Sunday’s election is seen by many as a referendum on the corruption that has allegedly permitted drug traffickers to infiltrate the government all the way to the top.

“We’ve been discredited as a country of corrupt politicians, drug traffickers and thieves – and it’s true,” said Cristóbal Ferrera, 70, after a day of hawking gum, mints and loose cigarettes in Tegucigalpa’s central park. “For my children, for my grandchildren and for my country, may these corrupt people leave now, we do not want to continue suffering,” said Ferrera.

Hernández, who was named as an unindicted co-conspirator in his brother’s case and two others, might soon do just that. Protected until now by a US justice department policy of not charging sitting presidents, it is widely believed that he could be indicted by US prosecutors the day after he leaves office in January.

Hernández has vehemently denied all the accusations and has recently dedicated significant time and resources to an attempt to clear his name, including the publication of a book about his political career that he said sets the record straight.

Whether or not he is extradited to the US to face the charges could be decided by the outcome of the election.

A protester holds a sign on the state of Honduras’ government.
A protester holds a sign on the state of Honduras’s government. Photograph: Erik Pendzich/REX/Shutterstock

The next congress will have the opportunity to reshape a troubled justice system by electing a new supreme court, attorney general and state auditors, all of whom will serve for terms that extend beyond a single election cycle.
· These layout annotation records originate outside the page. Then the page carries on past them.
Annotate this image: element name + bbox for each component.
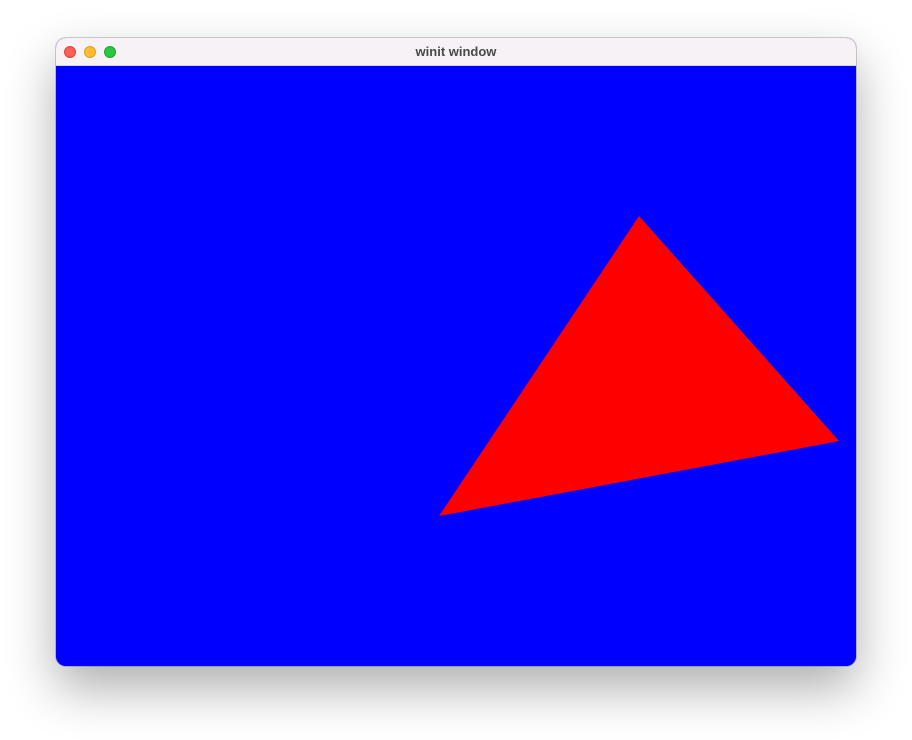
app-window: winit window [56, 38, 856, 666]
title-bar[interactable]: winit window [56, 38, 856, 66]
window-title: winit window [415, 44, 497, 59]
render-surface [56, 66, 856, 666]
render-canvas[interactable] [56, 66, 856, 666]
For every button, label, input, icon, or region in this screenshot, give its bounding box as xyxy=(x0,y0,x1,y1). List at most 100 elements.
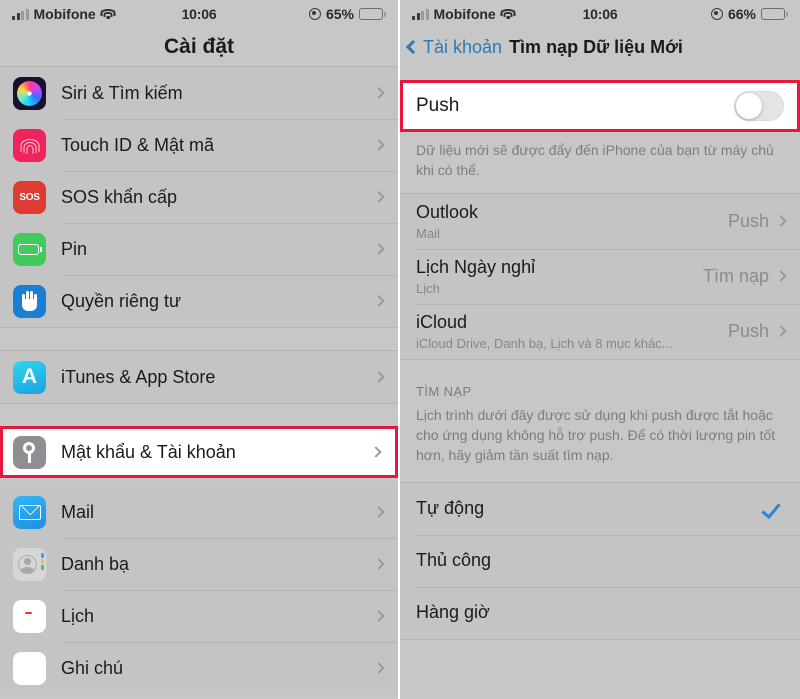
push-footnote: Dữ liệu mới sẽ được đẩy đến iPhone của b… xyxy=(400,132,800,193)
chevron-right-icon xyxy=(775,215,787,227)
status-bar-clock: 10:06 xyxy=(582,6,618,22)
account-subtitle: Lịch xyxy=(416,280,440,296)
settings-screen: Mobifone 10:06 65% Cài đặt Siri & Tìm ki… xyxy=(0,0,400,699)
sidebar-item-label: Touch ID & Mật mã xyxy=(61,134,215,155)
back-button-label: Tài khoản xyxy=(423,36,503,57)
fetch-section-note: Lịch trình dưới đây được sử dụng khi pus… xyxy=(400,404,800,482)
settings-group-1: Siri & Tìm kiếm Touch ID & Mật mã SOS SO… xyxy=(0,67,398,327)
dual-screenshot-container: Mobifone 10:06 65% Cài đặt Siri & Tìm ki… xyxy=(0,0,800,699)
account-value: Push xyxy=(727,210,769,231)
touch-id-icon xyxy=(13,128,46,162)
app-store-icon: A xyxy=(13,360,46,394)
account-title: Outlook xyxy=(416,201,479,222)
sidebar-item-label: iTunes & App Store xyxy=(61,366,216,387)
chevron-right-icon xyxy=(373,87,385,99)
status-bar-left-group: Mobifone xyxy=(12,6,182,22)
sidebar-item-sos[interactable]: SOS SOS khẩn cấp xyxy=(0,171,398,223)
fetch-options-group: Tự động Thủ công Hàng giờ xyxy=(400,482,800,639)
siri-icon xyxy=(13,76,46,110)
page-title: Tìm nạp Dữ liệu Mới xyxy=(509,36,683,57)
nav-spacer xyxy=(400,66,800,80)
mail-icon xyxy=(13,495,46,529)
signal-bars-icon xyxy=(412,8,429,20)
battery-percent-label: 65% xyxy=(325,6,354,22)
sos-icon: SOS xyxy=(13,180,46,214)
group-spacer xyxy=(0,328,398,350)
nav-bar-right: Tài khoản Tìm nạp Dữ liệu Mới xyxy=(400,28,800,66)
account-subtitle: iCloud Drive, Danh bạ, Lịch và 8 mục khá… xyxy=(416,335,673,351)
push-label: Push xyxy=(416,95,460,116)
sidebar-item-label: Ghi chú xyxy=(61,657,124,678)
push-toggle[interactable] xyxy=(734,91,784,121)
fetch-option-manual[interactable]: Thủ công xyxy=(400,534,800,587)
battery-settings-icon xyxy=(13,232,46,266)
nav-bar-left: Cài đặt xyxy=(0,28,398,66)
status-bar-right-group: 66% xyxy=(617,6,788,22)
chevron-left-icon xyxy=(405,39,421,55)
chevron-right-icon xyxy=(373,243,385,255)
calendar-icon xyxy=(13,599,46,633)
fetch-option-hourly[interactable]: Hàng giờ xyxy=(400,586,800,639)
back-button[interactable]: Tài khoản xyxy=(405,36,503,58)
carrier-label: Mobifone xyxy=(433,6,496,22)
account-info: Outlook Mail xyxy=(416,202,728,241)
sidebar-item-passwords-accounts[interactable]: Mật khẩu & Tài khoản xyxy=(0,426,398,478)
sidebar-item-battery[interactable]: Pin xyxy=(0,223,398,275)
chevron-right-icon xyxy=(373,371,385,383)
divider xyxy=(400,638,800,640)
sidebar-item-touch-id[interactable]: Touch ID & Mật mã xyxy=(0,119,398,171)
notes-icon xyxy=(13,651,46,685)
sidebar-item-privacy[interactable]: Quyền riêng tư xyxy=(0,275,398,327)
group-spacer xyxy=(0,404,398,426)
carrier-label: Mobifone xyxy=(33,6,96,22)
chevron-right-icon xyxy=(373,506,385,518)
signal-bars-icon xyxy=(12,8,29,20)
group-spacer xyxy=(0,478,398,486)
sidebar-item-contacts[interactable]: Danh bạ xyxy=(0,538,398,590)
battery-percent-label: 66% xyxy=(727,6,756,22)
account-info: iCloud iCloud Drive, Danh bạ, Lịch và 8 … xyxy=(416,312,728,351)
chevron-right-icon xyxy=(373,558,385,570)
status-bar-right: Mobifone 10:06 66% xyxy=(400,0,800,28)
status-bar-right-group: 65% xyxy=(216,6,386,22)
sidebar-item-calendar[interactable]: Lịch xyxy=(0,590,398,642)
account-info: Lịch Ngày nghỉ Lịch xyxy=(416,257,703,296)
sidebar-item-notes[interactable]: Ghi chú xyxy=(0,642,398,694)
chevron-right-icon xyxy=(775,325,787,337)
sidebar-item-label: Mail xyxy=(61,501,95,522)
chevron-right-icon xyxy=(373,191,385,203)
privacy-hand-icon xyxy=(13,284,46,318)
wifi-icon xyxy=(100,8,116,20)
chevron-right-icon xyxy=(373,295,385,307)
account-value: Tìm nạp xyxy=(702,265,769,286)
battery-icon xyxy=(761,8,788,20)
sidebar-item-label: Danh bạ xyxy=(61,553,130,574)
account-title: Lịch Ngày nghỉ xyxy=(416,256,536,277)
chevron-right-icon xyxy=(775,270,787,282)
sidebar-item-label: Mật khẩu & Tài khoản xyxy=(61,441,236,462)
accounts-group: Outlook Mail Push Lịch Ngày nghỉ Lịch Tì… xyxy=(400,193,800,359)
sidebar-item-mail[interactable]: Mail xyxy=(0,486,398,538)
sidebar-item-label: Siri & Tìm kiếm xyxy=(61,82,183,103)
push-toggle-row[interactable]: Push xyxy=(400,80,800,132)
key-icon xyxy=(13,435,46,469)
wifi-icon xyxy=(500,8,516,20)
location-services-icon xyxy=(710,8,723,20)
fetch-section-header: TÌM NẠP xyxy=(400,359,800,405)
sidebar-item-siri[interactable]: Siri & Tìm kiếm xyxy=(0,67,398,119)
sidebar-item-itunes-app-store[interactable]: A iTunes & App Store xyxy=(0,351,398,403)
page-title: Cài đặt xyxy=(163,35,234,58)
status-bar-clock: 10:06 xyxy=(181,6,217,22)
fetch-option-automatic[interactable]: Tự động xyxy=(400,482,800,535)
fetch-option-label: Thủ công xyxy=(416,550,492,570)
chevron-right-icon xyxy=(373,139,385,151)
account-row-outlook[interactable]: Outlook Mail Push xyxy=(400,193,800,249)
sidebar-item-label: Quyền riêng tư xyxy=(61,290,182,311)
account-row-holiday-calendar[interactable]: Lịch Ngày nghỉ Lịch Tìm nạp xyxy=(400,248,800,304)
account-value: Push xyxy=(727,320,769,341)
sidebar-item-label: Lịch xyxy=(61,605,95,626)
account-row-icloud[interactable]: iCloud iCloud Drive, Danh bạ, Lịch và 8 … xyxy=(400,303,800,359)
fetch-option-label: Hàng giờ xyxy=(416,602,490,622)
toggle-knob xyxy=(736,93,762,119)
settings-group-4: Mail Danh bạ Lịch Ghi chú xyxy=(0,486,398,694)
“It’s not just about the presidency, it’s also about who will control congress and what their links are to corruption and drug trafficking,” said Eric Olson, a Central America expert for the Seattle International Foundation.

Nasry Asfura, 63, the mayor of the capital, Tegucigalpa, and presidential candidate for the conservative National party is believed by many to be Hernández’s hand-picked successor – and potential protector. Asfura has tried hard to overcome that perception, often saying that he is “nobody’s errand boy”.

But a refusal to address the issue of Hernández’s potential extradition when pressed by the media hasn’t helped, nor has a ticket full of politicians accused of drug trafficking and corruption who are seeking re-election.

Asfura is in a tight race with the leading opposition candidate, Xiomara Castro, 62, whose husband, Manuel “Mel” Zelaya was president from 2006 until 2009 when he was ousted in a military-backed coup. Like Hernández, Zelaya has been accused of accepting millions of dollars in bribes from drug traffickers, which he denies.

Castro has never been personally accused of corruption, while Asfura was accused of misappropriating roughly $1m in a case that was shelved by a judge before it could go to trial.

Hernández’s two terms as president have been plagued by scandals, not the least of which the fact that he employed a dubious court ruling to ignore a constitutional prohibition against re-election and then won a second term in a 2017 vote that was marred by allegations of fraud. Combined with the corruption and drug trafficking allegations, Hernández has come to embody the worst of Honduran politics in the eyes of many.

“Just hearing his name makes it feel like the ground is caving in,” said Ferrera, who hopes Castro will bring change and restore the reputation of Honduras.

“What we want is to hear other countries say that we have improved.”